GAMA is beginning an immediate search for a replacement, a process that’s expected to take at least 60 days.  Gallela plans to cut back to part time at GAMA in October and stay with the organization until a yet-to-be-determined date no earlier than late November during the search for and training of his replacement.  He’s also agreed to remain as ED in a stipend position if the board can only find an executive manager to replace him.  Gallela plans to stay involved with GAMA in the future, and says he will “help GAMA and the game industry in most any way I can.”    


GAMA runs the GAMA Trade Show and Origins, offers various member programs, and serves as an advocate for the game industry with other organizations and constituencies. 

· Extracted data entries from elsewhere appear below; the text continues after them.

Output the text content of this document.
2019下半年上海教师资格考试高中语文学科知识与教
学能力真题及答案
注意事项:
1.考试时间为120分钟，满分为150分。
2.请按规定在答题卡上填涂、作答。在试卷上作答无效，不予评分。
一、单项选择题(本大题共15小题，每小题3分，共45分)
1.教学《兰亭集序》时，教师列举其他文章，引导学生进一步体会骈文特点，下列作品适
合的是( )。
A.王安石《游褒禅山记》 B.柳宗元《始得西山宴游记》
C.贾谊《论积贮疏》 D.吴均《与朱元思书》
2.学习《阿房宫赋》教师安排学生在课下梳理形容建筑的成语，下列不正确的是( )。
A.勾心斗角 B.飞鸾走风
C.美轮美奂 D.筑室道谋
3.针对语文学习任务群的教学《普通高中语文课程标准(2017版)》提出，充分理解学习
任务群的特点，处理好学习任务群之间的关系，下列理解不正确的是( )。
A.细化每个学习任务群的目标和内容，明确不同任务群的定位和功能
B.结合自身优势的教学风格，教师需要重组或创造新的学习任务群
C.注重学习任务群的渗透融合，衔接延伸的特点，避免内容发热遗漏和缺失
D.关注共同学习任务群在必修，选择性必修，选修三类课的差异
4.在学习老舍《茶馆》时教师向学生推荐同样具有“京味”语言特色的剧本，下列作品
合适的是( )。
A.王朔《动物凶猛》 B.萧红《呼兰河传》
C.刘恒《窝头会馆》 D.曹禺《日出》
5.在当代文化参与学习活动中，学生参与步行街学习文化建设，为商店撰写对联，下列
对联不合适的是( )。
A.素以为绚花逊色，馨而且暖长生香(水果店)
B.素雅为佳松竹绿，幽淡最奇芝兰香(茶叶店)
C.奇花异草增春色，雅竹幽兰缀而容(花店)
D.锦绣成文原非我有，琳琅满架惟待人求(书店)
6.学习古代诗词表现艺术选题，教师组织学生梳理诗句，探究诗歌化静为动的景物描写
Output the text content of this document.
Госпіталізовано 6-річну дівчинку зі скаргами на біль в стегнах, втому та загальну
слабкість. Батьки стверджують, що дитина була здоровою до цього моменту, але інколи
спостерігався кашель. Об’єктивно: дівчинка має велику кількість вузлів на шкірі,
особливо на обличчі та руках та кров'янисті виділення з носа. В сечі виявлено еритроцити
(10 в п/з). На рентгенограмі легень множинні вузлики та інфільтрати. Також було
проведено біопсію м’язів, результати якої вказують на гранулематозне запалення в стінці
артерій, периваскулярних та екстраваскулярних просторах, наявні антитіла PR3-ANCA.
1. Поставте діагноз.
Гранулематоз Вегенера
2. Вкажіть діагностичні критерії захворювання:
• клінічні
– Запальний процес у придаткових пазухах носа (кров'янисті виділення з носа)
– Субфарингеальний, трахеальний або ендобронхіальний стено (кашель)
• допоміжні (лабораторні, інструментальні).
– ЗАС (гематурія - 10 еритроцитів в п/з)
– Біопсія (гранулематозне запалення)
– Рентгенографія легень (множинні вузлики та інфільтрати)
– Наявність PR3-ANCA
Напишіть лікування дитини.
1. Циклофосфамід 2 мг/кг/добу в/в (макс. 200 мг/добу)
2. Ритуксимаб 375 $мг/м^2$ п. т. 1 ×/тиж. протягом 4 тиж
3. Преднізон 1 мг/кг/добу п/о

Former GAMA board member Martin Stever’s comment on the news is as good a summary as any of Gallela’s career at the organization.  “No one should forget that Anthony took over the Executive Director position at a chaotic time for GAMA,” he said.  “The GAMA board was in conflict over the organization’s direction when Anthony was promoted to ED.  He centralized the staff in a new location in Columbus, managed the GAMA Trade Show through rocky waters when a competing industry show was attempted, and sorted out a number of serious conflict of interest issues that were on the table at the start of his tenure.  While GAMA faces major challenges, the hobby game industry owes many thanks to Anthony for his professionalism and tact.”